WASHINGTON – More patent disputes will find their way into the courts and Gaithersburg-based biotech giant MedImmune Inc., may resume its patent infringement battle with California biotech firm Genentech Inc., following a Tuesday U.S. Supreme Court decision.
The Supreme Court voted 8-1 in favor of MedImmune, overturning a lower court ruling and allowing the company to challenge the validity of a Genentech patent while it pays a licensing fee.
The decision is “about biotech, but it’s about everything, too,” said Max Oppenheimer, professor of pharmaceutical law and intellectual property at the University of Baltimore.
“Even Disney’s licenses and the right to use their characters is suspect now,” he said.
The dispute surrounds a patent on some technology used in MedImmune’s Synagis, a top-selling respiratory drug for children, making up 80 percent of MedImmune’s sales revenue with annual sales of $1 billion, said Kate Barrett, public relations manager for MedImmune.
In the past, the penalty for losing an infringement case was so severe, that companies would enter into licensing agreements and pay royalties even if they thought the patents were weak, said Harvey Kurzweil, co-counsel for MedImmune. The decision, he said, restores the balance, which had swung too far toward patent holders.
“This ruling makes it easier for contract disputes in general to end up in federal court,” said Mike Myerson, a professor at George Washington University Law School. “They’re not going to force you to bet the farm.”
“Companies should be sitting around seeing how they are going to change their business model for intellectual property, if they haven’t already,” said Oppenheimer.
Major patent holders like General Mills, IBM and Disney receive large revenue streams from intellectual property patents. As do universities and biotech firms, which control most of the patents in the United States. Those revenues are now in jeopardy, the experts said.
Major research institutions like the University of Wisconsin, the Massachusetts Institute of Technology and Columbia University enjoy high patent revenues, said Deanna Marchetti an information officer at the Association of University Technology Managers.
In 2005, the Johns Hopkins University, another leading research institution, received more than $12 million in licensing income alone, said Dennis O’Shea a school spokesman.

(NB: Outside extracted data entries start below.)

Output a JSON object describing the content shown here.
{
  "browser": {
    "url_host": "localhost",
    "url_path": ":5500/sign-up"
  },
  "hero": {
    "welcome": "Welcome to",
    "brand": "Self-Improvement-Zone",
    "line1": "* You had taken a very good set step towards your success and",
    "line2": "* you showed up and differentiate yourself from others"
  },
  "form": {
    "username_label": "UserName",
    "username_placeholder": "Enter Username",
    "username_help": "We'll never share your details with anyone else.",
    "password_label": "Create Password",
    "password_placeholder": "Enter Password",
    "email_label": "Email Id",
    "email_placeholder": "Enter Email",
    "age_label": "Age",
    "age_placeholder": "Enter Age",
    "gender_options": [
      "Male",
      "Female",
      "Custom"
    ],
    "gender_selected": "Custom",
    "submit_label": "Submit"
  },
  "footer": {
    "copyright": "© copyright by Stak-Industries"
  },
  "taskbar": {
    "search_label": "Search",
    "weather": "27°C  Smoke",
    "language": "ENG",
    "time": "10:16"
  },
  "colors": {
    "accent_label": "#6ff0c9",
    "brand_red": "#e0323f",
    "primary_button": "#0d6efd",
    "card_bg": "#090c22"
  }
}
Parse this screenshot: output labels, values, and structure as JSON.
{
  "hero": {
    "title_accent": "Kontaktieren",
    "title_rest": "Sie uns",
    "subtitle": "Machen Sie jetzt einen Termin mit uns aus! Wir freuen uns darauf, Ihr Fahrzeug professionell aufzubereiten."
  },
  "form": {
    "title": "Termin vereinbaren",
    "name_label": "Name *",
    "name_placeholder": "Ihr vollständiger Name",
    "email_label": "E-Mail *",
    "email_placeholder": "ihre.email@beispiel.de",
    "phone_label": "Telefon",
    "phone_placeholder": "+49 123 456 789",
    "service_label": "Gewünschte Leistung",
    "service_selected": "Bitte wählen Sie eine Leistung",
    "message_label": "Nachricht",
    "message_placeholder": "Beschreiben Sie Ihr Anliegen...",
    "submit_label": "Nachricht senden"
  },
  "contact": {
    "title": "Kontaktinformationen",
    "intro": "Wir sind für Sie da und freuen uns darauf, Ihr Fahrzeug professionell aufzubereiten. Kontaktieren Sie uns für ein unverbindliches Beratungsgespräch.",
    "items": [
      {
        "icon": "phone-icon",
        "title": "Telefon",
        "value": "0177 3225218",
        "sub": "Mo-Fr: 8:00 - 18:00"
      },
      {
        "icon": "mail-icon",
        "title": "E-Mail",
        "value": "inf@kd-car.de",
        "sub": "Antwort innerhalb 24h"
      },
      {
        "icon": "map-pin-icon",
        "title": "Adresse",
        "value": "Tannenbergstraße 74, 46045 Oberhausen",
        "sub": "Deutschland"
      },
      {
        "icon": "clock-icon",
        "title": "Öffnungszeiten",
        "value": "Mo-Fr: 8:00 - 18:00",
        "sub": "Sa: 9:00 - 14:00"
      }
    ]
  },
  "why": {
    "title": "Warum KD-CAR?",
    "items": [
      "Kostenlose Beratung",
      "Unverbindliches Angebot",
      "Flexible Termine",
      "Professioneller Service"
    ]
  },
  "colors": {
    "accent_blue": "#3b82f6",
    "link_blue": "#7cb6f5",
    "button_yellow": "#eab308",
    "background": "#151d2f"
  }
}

The University of Baltimore does not license anything, nor does Towson University, according to spokesmen at both schools.
Universities, like companies, can now challenge patents they believe are weak because financial risk has been reduced, Myerson said.
“Despite it being a fundamental patent case between biotech companies, the real case hasn’t really started,” said Oppenheimer.
MedImmume has been paying Genentech royalties from the sale of Synagis, even though it feels Synagis does not infringe on Genentech’s patent.
MedImmune will now wait 20 days before the Supreme Court sends its case back to the 9th Circuit Court of Appeals in California. It will then be two to three months before its legal team can meet with a status judge to determine the next step, Kurzweil said.
The validity of the patent surrounding Synagis, set to expire in 2018 will be debated. “If the patent is found to be valid, we will continue to pay royalties,” said Kurzweil. “If it’s not, we won’t.”
MedImmune employs approximately 2,500 people and markets three products Synagis, Ethyol (a cancer drug) and the influenza vaccine FluMist said Barrett.
MedImmune is also involved in a legal battle with Sun Pharmaceutical Industries, which is trying to make a generic version of Ethyol. The pre-trial is scheduled to begin in June 2007.